Two UH alumni are competing against each other in the upcoming Nov. 8 election to represent the Texas State Board of Education District 6.
Palmer recently spoke at a Student Government Association-sponsored event.
Hickman wants to draft a new course that gives middle school students the opportunity to take career aptitude tests and work with counselors to develop their skills.
This comes after noting how 40% of high school graduates don’t feel ready to further their career or education once they graduate, according to the College, Career and Military Readiness program.
Hickman notes his special interest in career and technical education programs and Texas’s abundance of courses, as he believes they are beneficial regardless of the career one is going into.
Palmer said her stances are “180 degrees” from how Hickman would vote. If elected, one of the first things Palmer wants to get done is to call for change to the state’s social studies curriculum, which was recently controversially delayed by the board, along with administering new textbooks that include the teaching of climate change.
Palmer also wants a health curriculum to be required to graduate that includes lessons on sex education, LGBTQ health issues and the teaching of consent.
“Texas has one of the highest rape instances in the country,” Palmer said. “And it has been shown that states that do teach consent have a lower, at least date rape, incidents because students understand that it’s not just violent rape that’s rape.”
Reasons for running
As a father of three children, Hickman wants to have a parent’s perspective on the board and said that he has the best interest of all Texas kids in mind when making decisions about their curriculum. He has also received endorsements from Texas Gov. Greg Abbott and other state representatives.
“We work hand in hand with the state Legislature to get things done,” Hickman said. “I think that’s important to have a good working relationship with the Capitol.”
Palmer first ran against Hickman in 2020 when the seat was open. As a high school history teacher, Palmer discovered factual inaccuracies in the curriculum, something that she hopes to change if elected.
“It wasn’t something I went looking to do, but I saw a need and jumped in,” Palmer said. “And I plan to run for it until I win it because my students deserve better than they’re getting.”

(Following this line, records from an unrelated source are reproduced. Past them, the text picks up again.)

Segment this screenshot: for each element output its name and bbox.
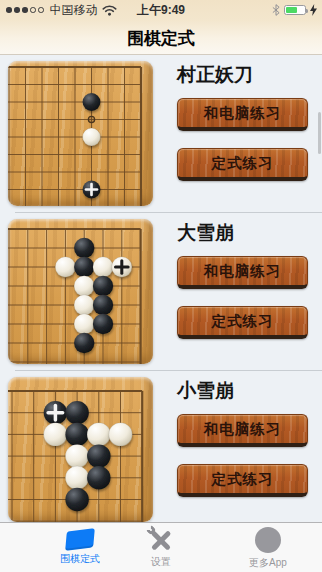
joseki-practice-button[interactable]: 定式练习 [177,306,308,339]
white-stone [74,295,94,315]
go-board-thumbnail-1 [8,61,153,206]
joseki-item-column: 小雪崩 和电脑练习 定式练习 [177,377,308,497]
black-stone [93,295,113,315]
battery-nub [306,9,308,13]
white-stone [44,423,67,446]
tab-bar: 围棋定式 设置 更多App [0,522,322,572]
white-stone [87,423,110,446]
joseki-title: 小雪崩 [177,377,308,403]
joseki-list-item: 村正妖刀 和电脑练习 定式练习 [0,55,322,206]
white-stone [83,128,101,146]
practice-vs-computer-button[interactable]: 和电脑练习 [177,256,308,289]
white-stone [74,314,94,334]
scroll-indicator[interactable] [318,112,321,154]
settings-tools-icon [148,527,174,552]
joseki-list-item: 大雪崩 和电脑练习 定式练习 [0,213,322,364]
go-board-icon [65,528,95,551]
charging-bolt-icon [310,4,317,16]
black-stone [65,488,88,511]
top-bar: 中国移动 上午9:49 围棋定 [0,0,322,55]
go-board-thumbnail-2 [8,219,153,364]
joseki-list: 村正妖刀 和电脑练习 定式练习 大雪崩 和电脑练习 定式练习 小雪崩 和电脑 [0,55,322,522]
black-stone [87,466,110,489]
bluetooth-icon [272,4,280,16]
battery-fill [286,7,297,13]
black-stone [93,276,113,296]
white-stone [65,444,88,467]
tab-label: 更多App [249,556,287,570]
tab-more-apps[interactable]: 更多App [223,527,313,570]
practice-vs-computer-button[interactable]: 和电脑练习 [177,414,308,447]
tab-joseki[interactable]: 围棋定式 [35,527,125,566]
black-stone [65,423,88,446]
go-board-svg-2 [8,219,153,364]
white-stone [55,257,75,277]
joseki-title: 村正妖刀 [177,61,308,87]
black-stone [74,333,94,353]
black-stone [83,93,101,111]
go-board-svg-3 [8,377,153,522]
tab-label: 围棋定式 [60,552,100,566]
ring-marker [88,116,94,122]
joseki-title: 大雪崩 [177,219,308,245]
joseki-practice-button[interactable]: 定式练习 [177,148,308,181]
joseki-item-column: 村正妖刀 和电脑练习 定式练习 [177,61,308,181]
white-stone [93,257,113,277]
joseki-item-column: 大雪崩 和电脑练习 定式练习 [177,219,308,339]
white-stone [74,276,94,296]
black-stone [87,444,110,467]
joseki-practice-button[interactable]: 定式练习 [177,464,308,497]
black-stone [65,401,88,424]
joseki-list-item: 小雪崩 和电脑练习 定式练习 [0,371,322,522]
battery-icon [284,5,306,15]
status-right [272,0,317,20]
practice-vs-computer-button[interactable]: 和电脑练习 [177,98,308,131]
more-apps-circle-icon [255,527,281,553]
status-bar: 中国移动 上午9:49 [0,0,322,20]
black-stone [74,257,94,277]
app-screen: 中国移动 上午9:49 围棋定 [0,0,322,572]
black-stone [74,238,94,258]
go-board-thumbnail-3 [8,377,153,522]
white-stone [109,423,132,446]
tab-settings[interactable]: 设置 [116,527,206,569]
go-board-svg-1 [8,61,153,206]
white-stone [65,466,88,489]
black-stone [93,314,113,334]
page-title: 围棋定式 [0,27,322,50]
tab-label: 设置 [151,555,171,569]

While first attending Texas A&M University, Hickman later went to UH and earned three of his five degrees, most recently earning his Spanish B.A. Hickman also received advanced degrees from the UH Law Center.
“My philosophy about education is that education is preparing you to do something,” Hickman said.
Palmer graduated from UH in 1994 and double-majored in political science and Russian studies. During her time at UH, Palmer served as speaker of the Student Government Association Senate and worked with other political organizations.
“The knowledge that I gained through my many political science classes, obviously helped me to understand the way that the political system works and to be able to work within it and to fight against it,” Palmer said.
Correction: A previous version of this story had incorrectly stated that both Hickman and Palmer attended the SGA-hosted event. This version of the story has been updated to reflect the change.